Andrey Matveyev

Posted on Jun 8 • Edited on Jun 10

Parallel Traversal of Recursive Structures in Go.

#go #development #architecture #github

A Flexible Approach Without Stack Issues

Introduction

In the world of programming, we often encounter the task of processing data represented as recursive or hierarchical structures – be it a file system, XML/JSON trees, graph data structures, or object hierarchies. Traditional recursive traversal, while intuitive, has its limitations, especially in high-load systems or very deep structures, where it can lead to stack overflow. Moreover, synchronous traversal often inefficiently utilizes computational resources, particularly with I/O-bound operations.

In Go, with its powerful concurrency model based on goroutines and channels, we can implement an elegant and scalable approach to parallel processing of recursive structures that completely eliminates stack depth issues and efficiently parallelizes tasks.

In this article, we will delve into the architecture of such a solution. To manage the flow of tasks between parallel processors, we will utilize a flexible queue, which you can read more about in my previous publication. As a practical example, we will implement a parallel file system traversal to output a list of files and their sizes from a specified directory of arbitrary depth.

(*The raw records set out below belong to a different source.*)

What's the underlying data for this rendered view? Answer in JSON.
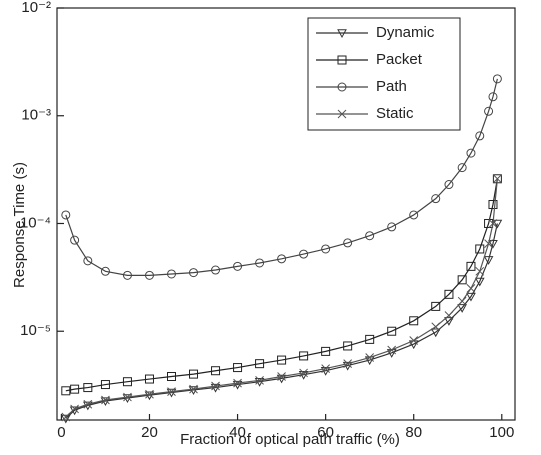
{
  "chart_data": {
    "type": "line",
    "log_y": true,
    "x_label": "Fraction of optical path traffic (%)",
    "y_label": "Response Time (s)",
    "x": [
      1,
      3,
      6,
      10,
      15,
      20,
      25,
      30,
      35,
      40,
      45,
      50,
      55,
      60,
      65,
      70,
      75,
      80,
      85,
      88,
      91,
      93,
      95,
      97,
      98,
      99
    ],
    "series": [
      {
        "name": "Dynamic",
        "color": "#333333",
        "marker": "triangle-down",
        "values": [
          1.55e-06,
          1.85e-06,
          2.05e-06,
          2.25e-06,
          2.4e-06,
          2.55e-06,
          2.7e-06,
          2.85e-06,
          3e-06,
          3.2e-06,
          3.4e-06,
          3.65e-06,
          3.95e-06,
          4.3e-06,
          4.8e-06,
          5.4e-06,
          6.3e-06,
          7.6e-06,
          9.8e-06,
          1.25e-05,
          1.65e-05,
          2.1e-05,
          2.9e-05,
          4.6e-05,
          6.5e-05,
          0.0001
        ]
      },
      {
        "name": "Packet",
        "color": "#222222",
        "marker": "square",
        "values": [
          2.8e-06,
          2.9e-06,
          3e-06,
          3.2e-06,
          3.4e-06,
          3.6e-06,
          3.8e-06,
          4e-06,
          4.3e-06,
          4.6e-06,
          5e-06,
          5.4e-06,
          5.9e-06,
          6.5e-06,
          7.3e-06,
          8.4e-06,
          1e-05,
          1.25e-05,
          1.7e-05,
          2.2e-05,
          3e-05,
          4e-05,
          5.8e-05,
          0.0001,
          0.00015,
          0.00026
        ]
      },
      {
        "name": "Path",
        "color": "#444444",
        "marker": "circle",
        "values": [
          0.00012,
          7e-05,
          4.5e-05,
          3.6e-05,
          3.3e-05,
          3.3e-05,
          3.4e-05,
          3.5e-05,
          3.7e-05,
          4e-05,
          4.3e-05,
          4.7e-05,
          5.2e-05,
          5.8e-05,
          6.6e-05,
          7.7e-05,
          9.3e-05,
          0.00012,
          0.00017,
          0.00023,
          0.00033,
          0.00045,
          0.00065,
          0.0011,
          0.0015,
          0.0022
        ]
      },
      {
        "name": "Static",
        "color": "#555555",
        "marker": "x",
        "values": [
          1.6e-06,
          1.9e-06,
          2.1e-06,
          2.3e-06,
          2.45e-06,
          2.6e-06,
          2.75e-06,
          2.9e-06,
          3.1e-06,
          3.3e-06,
          3.5e-06,
          3.8e-06,
          4.1e-06,
          4.5e-06,
          5e-06,
          5.7e-06,
          6.7e-06,
          8.2e-06,
          1.1e-05,
          1.4e-05,
          1.9e-05,
          2.5e-05,
          3.6e-05,
          6.5e-05,
          0.0001,
          0.00026
        ]
      }
    ],
    "xlim": [
      -1,
      103
    ],
    "xticks": [
      0,
      20,
      40,
      60,
      80,
      100
    ],
    "ylim": [
      1.5e-06,
      0.01
    ],
    "yticks": [
      {
        "value": 1e-05,
        "label": "10⁻⁵"
      },
      {
        "value": 0.0001,
        "label": "10⁻⁴"
      },
      {
        "value": 0.001,
        "label": "10⁻³"
      },
      {
        "value": 0.01,
        "label": "10⁻²"
      }
    ],
    "legend": "upper right",
    "grid": false
  }
}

The Challenge of Traditional Recursion and the Go Solution

Classic recursive calls, where a function calls itself to process subtasks, are well-suited for structures with shallow depth. However, if the recursion depth becomes too great (e.g., when traversing a file system with thousands of nested directories), the operating system might allocate insufficient memory for the call stack, leading to a stack overflow error and program termination.

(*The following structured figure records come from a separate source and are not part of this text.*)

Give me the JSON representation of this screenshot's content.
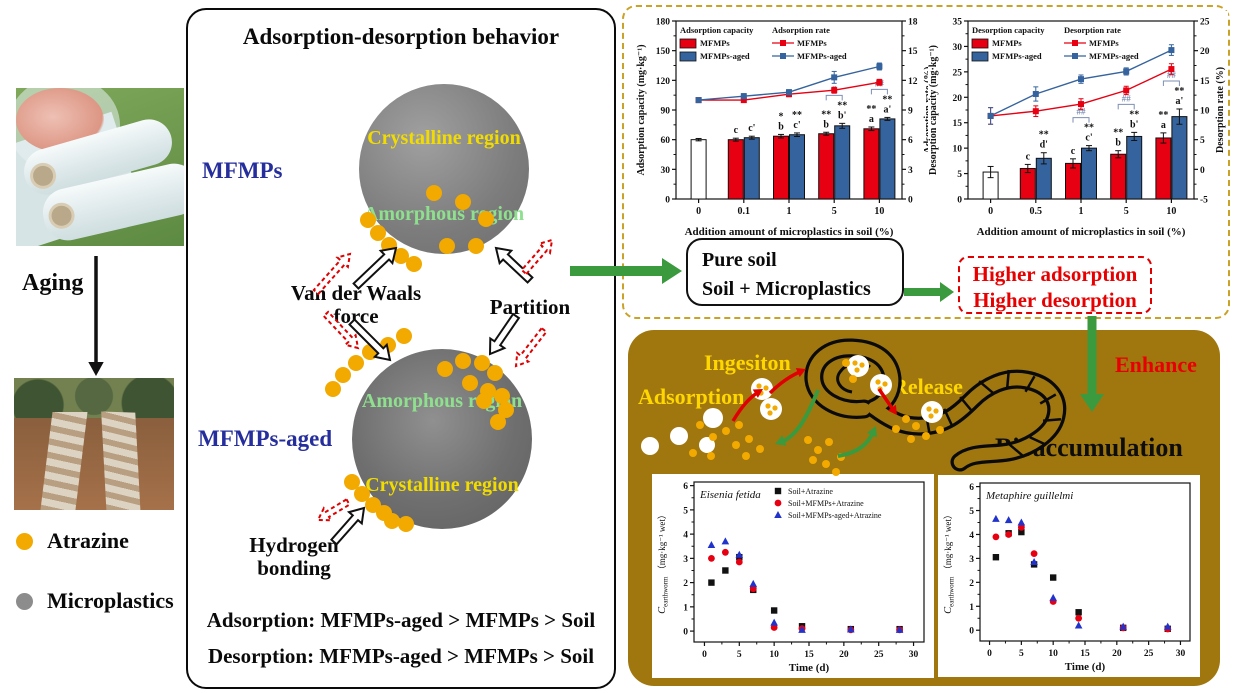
{
  "left_panel": {
    "aging_label": "Aging",
    "legend": [
      {
        "name": "Atrazine",
        "color": "#f2a900"
      },
      {
        "name": "Microplastics",
        "color": "#8c8c8c"
      }
    ]
  },
  "behavior_panel": {
    "title": "Adsorption-desorption behavior",
    "mfmps_label": "MFMPs",
    "mfmps_aged_label": "MFMPs-aged",
    "crystalline_label": "Crystalline region",
    "amorphous_label": "Amorphous region",
    "van_der_waals_label": "Van der Waals force",
    "partition_label": "Partition",
    "hydrogen_label": "Hydrogen bonding",
    "adsorption_order": "Adsorption: MFMPs-aged > MFMPs > Soil",
    "desorption_order": "Desorption: MFMPs-aged > MFMPs > Soil"
  },
  "soil_box": {
    "line1": "Pure soil",
    "line2": "Soil + Microplastics"
  },
  "result_box": {
    "line1": "Higher adsorption",
    "line2": "Higher desorption"
  },
  "bio_panel": {
    "adsorption_label": "Adsorption",
    "ingestion_label": "Ingesiton",
    "release_label": "Release",
    "enhance_label": "Enhance",
    "bioaccumulation_label": "Bioaccumulation"
  },
  "colors": {
    "red": "#e60012",
    "blue": "#35639d",
    "scatter_blue": "#2233cc",
    "green": "#3a9a3d",
    "olive": "#a0770f",
    "gold": "#f2a900",
    "dashed_border": "#c9a227",
    "navy": "#252e9c",
    "bracket": "#7d8fb5",
    "red_arrow": "#e00000"
  },
  "chart_data": [
    {
      "id": "chart-adsorption",
      "type": "bar+line",
      "x_label": "Addition amount of microplastics in soil (%)",
      "categories": [
        "0",
        "0.1",
        "1",
        "5",
        "10"
      ],
      "left_axis": {
        "label": "Adsorption capacity (mg·kg⁻¹)",
        "min": 0,
        "max": 180,
        "step": 30
      },
      "right_axis": {
        "label": "Adsorption rate (%)",
        "min": 0,
        "max": 18,
        "step": 3
      },
      "legend": {
        "bar_title": "Adsorption capacity",
        "line_title": "Adsorption rate",
        "bar_series": [
          "MFMPs",
          "MFMPs-aged"
        ],
        "line_series": [
          "MFMPs",
          "MFMPs-aged"
        ]
      },
      "bar_groups": [
        [
          {
            "series": "Pure soil",
            "color": "white",
            "value": 60,
            "err": 1.2,
            "sig": ""
          }
        ],
        [
          {
            "series": "MFMPs",
            "color": "red",
            "value": 60,
            "err": 1.5,
            "sig": "c"
          },
          {
            "series": "MFMPs-aged",
            "color": "blue",
            "value": 62,
            "err": 1.5,
            "sig": "c'"
          }
        ],
        [
          {
            "series": "MFMPs",
            "color": "red",
            "value": 63.5,
            "err": 1.8,
            "sig": "*|b"
          },
          {
            "series": "MFMPs-aged",
            "color": "blue",
            "value": 65,
            "err": 1.8,
            "sig": "**|c'"
          }
        ],
        [
          {
            "series": "MFMPs",
            "color": "red",
            "value": 66,
            "err": 1.5,
            "sig": "**|b"
          },
          {
            "series": "MFMPs-aged",
            "color": "blue",
            "value": 74,
            "err": 2.5,
            "sig": "**|b'"
          }
        ],
        [
          {
            "series": "MFMPs",
            "color": "red",
            "value": 71,
            "err": 1.8,
            "sig": "**|a"
          },
          {
            "series": "MFMPs-aged",
            "color": "blue",
            "value": 81,
            "err": 1.5,
            "sig": "**|a'"
          }
        ]
      ],
      "brackets": [
        {
          "group": 3,
          "text": "#"
        },
        {
          "group": 4,
          "text": "##"
        }
      ],
      "lines": [
        {
          "name": "MFMPs",
          "color": "red",
          "values": [
            10,
            10,
            10.6,
            11,
            11.8
          ],
          "errs": [
            0.2,
            0.2,
            0.25,
            0.3,
            0.3
          ]
        },
        {
          "name": "MFMPs-aged",
          "color": "blue",
          "values": [
            10,
            10.4,
            10.8,
            12.3,
            13.4
          ],
          "errs": [
            0.2,
            0.25,
            0.25,
            0.6,
            0.35
          ]
        }
      ]
    },
    {
      "id": "chart-desorption",
      "type": "bar+line",
      "x_label": "Addition amount of microplastics in soil (%)",
      "categories": [
        "0",
        "0.5",
        "1",
        "5",
        "10"
      ],
      "left_axis": {
        "label": "Desorption capacity (mg·kg⁻¹)",
        "min": 0,
        "max": 35,
        "step": 5
      },
      "right_axis": {
        "label": "Desorption rate (%)",
        "min": -5,
        "max": 25,
        "step": 5
      },
      "legend": {
        "bar_title": "Desorption capacity",
        "line_title": "Desorption rate",
        "bar_series": [
          "MFMPs",
          "MFMPs-aged"
        ],
        "line_series": [
          "MFMPs",
          "MFMPs-aged"
        ]
      },
      "bar_groups": [
        [
          {
            "series": "Pure soil",
            "color": "white",
            "value": 5.3,
            "err": 1.1,
            "sig": ""
          }
        ],
        [
          {
            "series": "MFMPs",
            "color": "red",
            "value": 6,
            "err": 0.8,
            "sig": "c"
          },
          {
            "series": "MFMPs-aged",
            "color": "blue",
            "value": 8,
            "err": 1.1,
            "sig": "**|d'"
          }
        ],
        [
          {
            "series": "MFMPs",
            "color": "red",
            "value": 7,
            "err": 0.9,
            "sig": "c"
          },
          {
            "series": "MFMPs-aged",
            "color": "blue",
            "value": 10,
            "err": 0.5,
            "sig": "**|c'"
          }
        ],
        [
          {
            "series": "MFMPs",
            "color": "red",
            "value": 8.8,
            "err": 0.7,
            "sig": "**|b"
          },
          {
            "series": "MFMPs-aged",
            "color": "blue",
            "value": 12.3,
            "err": 0.8,
            "sig": "**|b'"
          }
        ],
        [
          {
            "series": "MFMPs",
            "color": "red",
            "value": 12,
            "err": 1.0,
            "sig": "**|a"
          },
          {
            "series": "MFMPs-aged",
            "color": "blue",
            "value": 16.2,
            "err": 1.5,
            "sig": "**|a'"
          }
        ]
      ],
      "brackets": [
        {
          "group": 2,
          "text": "##"
        },
        {
          "group": 3,
          "text": "##"
        },
        {
          "group": 4,
          "text": "##"
        }
      ],
      "lines": [
        {
          "name": "MFMPs",
          "color": "red",
          "values": [
            9,
            9.8,
            11,
            13.3,
            16.9
          ],
          "errs": [
            1.4,
            0.9,
            0.9,
            0.7,
            0.9
          ]
        },
        {
          "name": "MFMPs-aged",
          "color": "blue",
          "values": [
            9,
            12.7,
            15.2,
            16.5,
            20.1
          ],
          "errs": [
            1.4,
            1.2,
            0.7,
            0.6,
            0.9
          ]
        }
      ]
    },
    {
      "id": "chart-eisenia",
      "type": "scatter",
      "title": "Eisenia fetida",
      "x_label": "Time (d)",
      "x": [
        1,
        3,
        5,
        7,
        10,
        14,
        21,
        28
      ],
      "x_axis": {
        "min": 0,
        "max": 30,
        "step": 5
      },
      "y_axis": {
        "min": 0,
        "max": 6,
        "step": 1
      },
      "y_label": {
        "sym": "C",
        "sub": "earthworm",
        "unit": "（mg·kg⁻¹ wet）"
      },
      "legend_entries": [
        "Soil+Atrazine",
        "Soil+MFMPs+Atrazine",
        "Soil+MFMPs-aged+Atrazine"
      ],
      "series": [
        {
          "name": "Soil+Atrazine",
          "color": "black",
          "marker": "square",
          "values": [
            2.0,
            2.5,
            3.05,
            1.7,
            0.85,
            0.2,
            0.08,
            0.08
          ]
        },
        {
          "name": "Soil+MFMPs+Atrazine",
          "color": "red",
          "marker": "circle",
          "values": [
            3.0,
            3.25,
            2.85,
            1.75,
            0.15,
            0.1,
            0.05,
            0.05
          ]
        },
        {
          "name": "Soil+MFMPs-aged+Atrazine",
          "color": "blue",
          "marker": "triangle",
          "values": [
            3.55,
            3.7,
            3.15,
            1.95,
            0.35,
            0.05,
            0.07,
            0.05
          ]
        }
      ]
    },
    {
      "id": "chart-metaphire",
      "type": "scatter",
      "title": "Metaphire guillelmi",
      "x_label": "Time (d)",
      "x": [
        1,
        3,
        5,
        7,
        10,
        14,
        21,
        28
      ],
      "x_axis": {
        "min": 0,
        "max": 30,
        "step": 5
      },
      "y_axis": {
        "min": 0,
        "max": 6,
        "step": 1
      },
      "y_label": {
        "sym": "C",
        "sub": "earthworm",
        "unit": "（mg·kg⁻¹ wet）"
      },
      "series": [
        {
          "name": "Soil+Atrazine",
          "color": "black",
          "marker": "square",
          "values": [
            3.05,
            4.05,
            4.1,
            2.75,
            2.2,
            0.75,
            0.1,
            0.06
          ]
        },
        {
          "name": "Soil+MFMPs+Atrazine",
          "color": "red",
          "marker": "circle",
          "values": [
            3.9,
            4.0,
            4.3,
            3.2,
            1.2,
            0.5,
            0.1,
            0.05
          ]
        },
        {
          "name": "Soil+MFMPs-aged+Atrazine",
          "color": "blue",
          "marker": "triangle",
          "values": [
            4.65,
            4.6,
            4.5,
            2.85,
            1.35,
            0.2,
            0.15,
            0.15
          ]
        }
      ]
    }
  ]
}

Our Go solution offers an alternative: instead of each goroutine recursively calling another function that, in turn, would spawn a new goroutine, we transform "recursive calls" into messages passed through channels. These messages represent new tasks (e.g., paths to subdirectories) that are added to a central queue. A pool of "workers" (goroutines) then concurrently extracts tasks from this queue, processes them, and, if necessary, generates new "recursive" tasks for subsequent processing.

This approach provides:

Elimination of stack overflow: Since goroutines do not make deep recursive calls into the stack, the stack overflow problem disappears.
Arbitrary traversal depth: The system is capable of processing structures of any nesting level.
Scalability: The number of parallel workers is easily adjustable, allowing for efficient utilization of available CPUs and resources.
Efficient I/O management: I/O-bound tasks (e.g., reading directories) can be performed concurrently without blocking the entire process.

Solution Architecture

Our solution consists of three main components interacting with each other via Go channels and managed by context.Context for proper shutdown.

Producer/Initiator (worker.Start): Responsible for launching the initial task (root directory) and managing the overall count of pending "recursive" tasks (sync.WaitGroup). It also handles closing the input channel for the queue when all tasks are processed.
Queue (queue package): Acts as a buffer between task producers (in this case, the initiator itself and workers finding new directories) and consumers (the worker pool). It decouples the rate of task production from the rate of consumption, preventing busy-waiting and overloads. A detailed description of the queue implementation is available at Building a Queue for Go Pipelines.
Worker Pool (worker.RunPool and worker.Worker): A set of goroutines that concurrently extract tasks from the queue, process them (e.g., read directory contents), and:
- If a file is found — send its information to the output channel.
- If a subdirectory is found — add a new "recursive" task to a channel that is fed back into the queue.

The architectural diagram you can see in the main picture of the publication.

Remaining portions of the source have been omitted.